Measured impact: PayPal reported roughly 2x requests/second and about 35% lower average response time (~200ms faster) for the Node.js version in that comparison.
Company: LinkedIn
Story: LinkedIn engineers found a synchronous disk write in logging while tuning their Node.js mobile server.
Why non-blocking I/O helped: Because Node.js is single-threaded at the JavaScript execution layer, one blocking call stalled the event loop and reduced system throughput.
Measured impact: LinkedIn reported throughput dropping from thousands of requests/sec to only a few dozen until they removed that synchronous path.
Company: Uber
Story: Uber described its mobile frontline API tier as over 600 stateless endpoints that aggregate multiple services.
Why non-blocking I/O helped: Uber explicitly notes Node.js helped manage large quantities of concurrent connections in this edge layer, where many requests are I/O-bound and waiting on downstream systems.

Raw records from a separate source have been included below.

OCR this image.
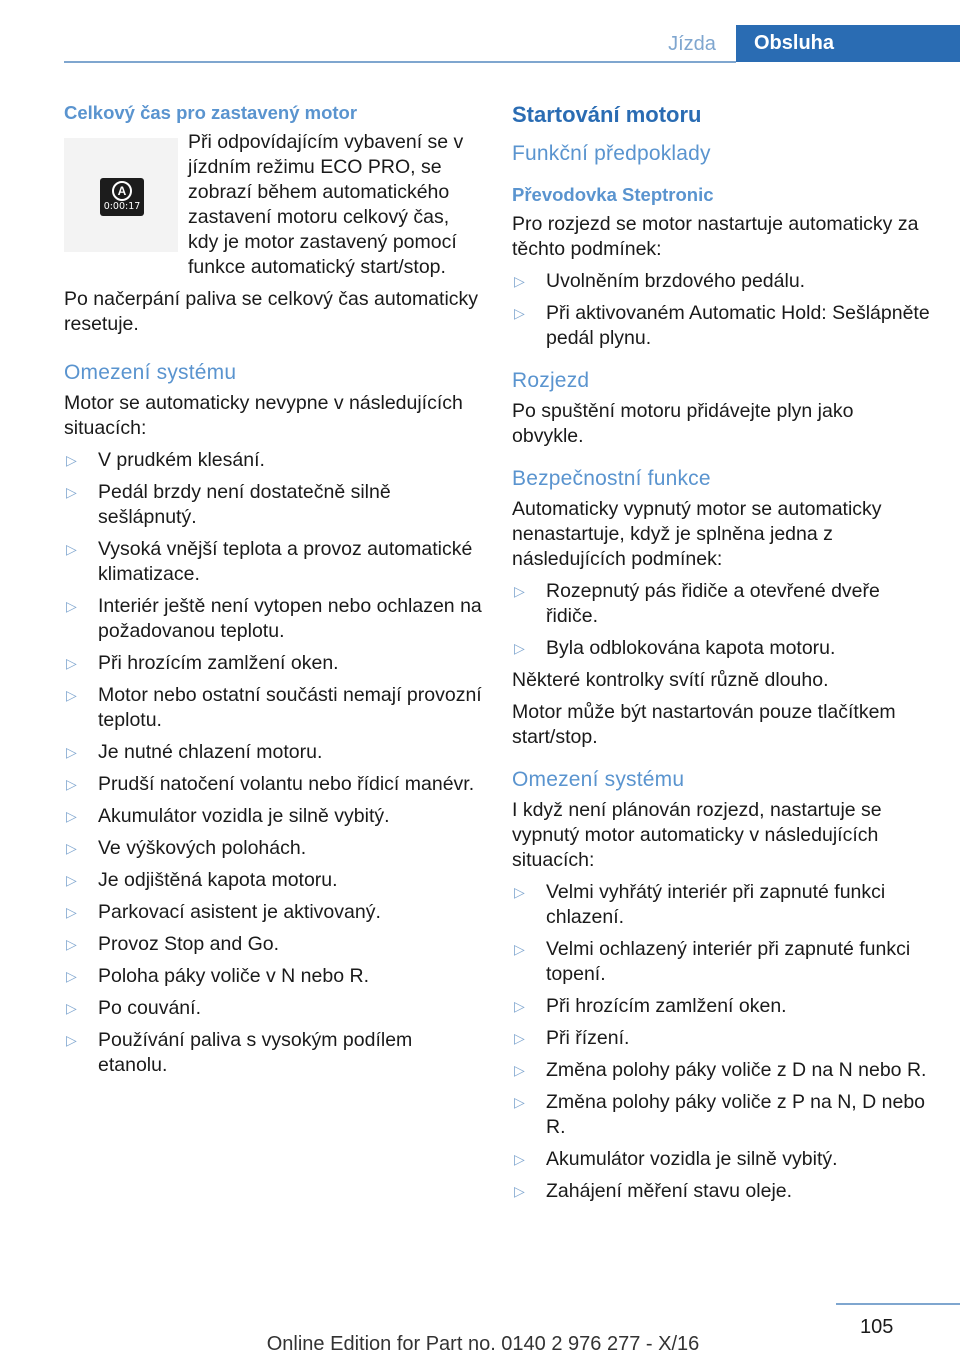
Jízda	Obsluha
Celkový čas pro zastavený motor
A
0:00:17

Při odpovídajícím vybavení se v jízdním režimu ECO PRO, se zobrazí během automatického zastavení motoru celkový čas, kdy je motor zastavený pomocí funkce automatický start/stop.

Po načerpání paliva se celkový čas automaticky resetuje.

Omezení systému

Motor se automaticky nevypne v následujících situacích:

▷ V prudkém klesání.
▷ Pedál brzdy není dostatečně silně sešlápnutý.
▷ Vysoká vnější teplota a provoz automatické klimatizace.
▷ Interiér ještě není vytopen nebo ochlazen na požadovanou teplotu.
▷ Při hrozícím zamlžení oken.
▷ Motor nebo ostatní součásti nemají provozní teplotu.
▷ Je nutné chlazení motoru.
▷ Prudší natočení volantu nebo řídicí manévr.
▷ Akumulátor vozidla je silně vybitý.
▷ Ve výškových polohách.
▷ Je odjištěná kapota motoru.
▷ Parkovací asistent je aktivovaný.
▷ Provoz Stop and Go.
▷ Poloha páky voliče v N nebo R.
▷ Po couvání.
▷ Používání paliva s vysokým podílem etanolu.
Startování motoru
Funkční předpoklady
Převodovka Steptronic

Pro rozjezd se motor nastartuje automaticky za těchto podmínek:

▷ Uvolněním brzdového pedálu.
▷ Při aktivovaném Automatic Hold: Sešlápněte pedál plynu.
Rozjezd

Po spuštění motoru přidávejte plyn jako obvykle.

Bezpečnostní funkce

Automaticky vypnutý motor se automaticky nenastartuje, když je splněna jedna z následujících podmínek:

▷ Rozepnutý pás řidiče a otevřené dveře řidiče.
▷ Byla odblokována kapota motoru.

Některé kontrolky svítí různě dlouho.

Motor může být nastartován pouze tlačítkem start/stop.

Omezení systému

I když není plánován rozjezd, nastartuje se vypnutý motor automaticky v následujících situacích:

▷ Velmi vyhřátý interiér při zapnuté funkci chlazení.
▷ Velmi ochlazený interiér při zapnuté funkci topení.
▷ Při hrozícím zamlžení oken.
▷ Při řízení.
▷ Změna polohy páky voliče z D na N nebo R.
▷ Změna polohy páky voliče z P na N, D nebo R.
▷ Akumulátor vozidla je silně vybitý.
▷ Zahájení měření stavu oleje.
105
Online Edition for Part no. 0140 2 976 277 - X/16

Measured impact: Operationally, this enabled a high-concurrency API edge architecture while Uber scaled traffic-heavy Marketplace workloads.
Company: PayPal
Story: PayPal Performance Engineering analyzed top Node apps under increased traffic and found connection churn was limiting scalability.
Why non-blocking I/O helped: Enabling keep-alive/persistent connections reduced repeated DNS, connection, and TLS overhead in non-blocking service-to-service calls.
Measured impact: PayPal reported up to ~18% CPU gains and up to ~14% P95 latency gains after framework-level rollout for top Node apps.
Source: PayPal Tech Blog — Enabling Node Apps To Do More With Less (2021)
JavaScript in the browser usually runs user code on one main thread. That is great for simplicity, but pure heavy compute can freeze UI updates.
For high-performance workloads, split CPU-heavy work into Web Workers (browser) or worker threads/processes (server). Keep main-thread work short and stream progress updates back to the UI.